If you don't believe in either the utility or likelihood of a S 216th station, then Upthegrove is right that an alignment that performs just as well but keeps jurisdictions happy is likely the prudent choice. But his argument also benefits from geographic luck. The proximity of SR 99 and I-5 mean that Des Moines is able to have its cake and eat it too, minimizing the dreaded 'impacts' of elevated light rail while still having the marquee station it wants at Highline.

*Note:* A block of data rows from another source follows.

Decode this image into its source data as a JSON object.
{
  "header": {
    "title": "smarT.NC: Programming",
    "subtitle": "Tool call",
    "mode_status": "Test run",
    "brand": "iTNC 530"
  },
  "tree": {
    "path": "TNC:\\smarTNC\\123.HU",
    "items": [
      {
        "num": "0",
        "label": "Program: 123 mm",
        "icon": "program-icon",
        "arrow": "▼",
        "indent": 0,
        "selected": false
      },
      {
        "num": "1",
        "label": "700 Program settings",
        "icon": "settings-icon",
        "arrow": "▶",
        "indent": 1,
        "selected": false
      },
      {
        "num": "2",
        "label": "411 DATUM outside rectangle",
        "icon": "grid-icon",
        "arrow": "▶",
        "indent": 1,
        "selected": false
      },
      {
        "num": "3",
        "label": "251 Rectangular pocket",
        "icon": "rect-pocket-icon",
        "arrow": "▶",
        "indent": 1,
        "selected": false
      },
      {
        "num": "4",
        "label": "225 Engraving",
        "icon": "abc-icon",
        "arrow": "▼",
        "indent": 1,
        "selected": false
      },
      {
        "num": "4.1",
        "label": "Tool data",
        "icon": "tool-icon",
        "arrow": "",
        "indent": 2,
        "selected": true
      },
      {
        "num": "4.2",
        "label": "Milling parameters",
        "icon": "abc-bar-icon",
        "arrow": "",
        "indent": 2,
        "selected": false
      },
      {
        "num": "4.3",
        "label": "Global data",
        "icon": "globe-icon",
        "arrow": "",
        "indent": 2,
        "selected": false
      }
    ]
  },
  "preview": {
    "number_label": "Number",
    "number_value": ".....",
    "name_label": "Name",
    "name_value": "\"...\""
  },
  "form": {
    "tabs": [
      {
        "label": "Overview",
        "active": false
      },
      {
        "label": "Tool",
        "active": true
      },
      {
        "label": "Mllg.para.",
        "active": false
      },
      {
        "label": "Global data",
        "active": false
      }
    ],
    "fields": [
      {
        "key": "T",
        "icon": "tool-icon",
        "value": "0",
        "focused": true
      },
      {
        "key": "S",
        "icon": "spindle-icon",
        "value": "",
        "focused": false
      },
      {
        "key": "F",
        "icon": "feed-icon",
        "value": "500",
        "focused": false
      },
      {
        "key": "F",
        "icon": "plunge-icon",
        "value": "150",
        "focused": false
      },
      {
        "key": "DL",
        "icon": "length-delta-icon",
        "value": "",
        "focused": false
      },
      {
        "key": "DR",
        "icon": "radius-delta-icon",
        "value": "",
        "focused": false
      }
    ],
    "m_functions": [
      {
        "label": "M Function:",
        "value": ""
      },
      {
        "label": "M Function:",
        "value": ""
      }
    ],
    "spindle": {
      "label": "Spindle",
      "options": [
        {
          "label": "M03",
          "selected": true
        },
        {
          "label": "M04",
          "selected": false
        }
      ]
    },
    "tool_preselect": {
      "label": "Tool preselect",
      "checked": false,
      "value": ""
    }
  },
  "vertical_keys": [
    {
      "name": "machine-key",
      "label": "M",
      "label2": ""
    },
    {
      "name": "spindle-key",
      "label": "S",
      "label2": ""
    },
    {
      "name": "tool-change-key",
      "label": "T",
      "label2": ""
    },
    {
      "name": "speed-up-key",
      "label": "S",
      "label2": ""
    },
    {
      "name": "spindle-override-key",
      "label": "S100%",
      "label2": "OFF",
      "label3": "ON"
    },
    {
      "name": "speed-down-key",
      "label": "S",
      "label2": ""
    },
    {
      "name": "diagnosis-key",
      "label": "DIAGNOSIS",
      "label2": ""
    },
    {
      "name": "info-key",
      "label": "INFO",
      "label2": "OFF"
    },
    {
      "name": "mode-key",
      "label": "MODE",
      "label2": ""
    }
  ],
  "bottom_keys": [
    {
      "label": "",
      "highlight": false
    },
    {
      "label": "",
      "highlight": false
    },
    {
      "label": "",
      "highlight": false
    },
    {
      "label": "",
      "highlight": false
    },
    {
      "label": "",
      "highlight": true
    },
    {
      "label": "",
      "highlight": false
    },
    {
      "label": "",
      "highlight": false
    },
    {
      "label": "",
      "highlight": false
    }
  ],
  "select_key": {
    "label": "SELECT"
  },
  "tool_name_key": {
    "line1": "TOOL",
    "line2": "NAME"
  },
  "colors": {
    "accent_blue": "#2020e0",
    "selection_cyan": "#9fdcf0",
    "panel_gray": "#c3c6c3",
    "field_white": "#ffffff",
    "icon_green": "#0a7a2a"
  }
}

Further south, there won't be such an convenient out for Federal Way. I-5 and SR 99 are as far as a mile apart between 272nd and FWTC, making the choice between one or other both more necessary and more difficult. My chips are still with SR 99. Despite the inevitable political headwinds of such a choice, mid-century arterials are just fundamentally more fixable than land-gobbling interstate highways. Having more stations - with real walksheds - maximizes the ability of future generations to build communities that far outdo our presently timid ambitions.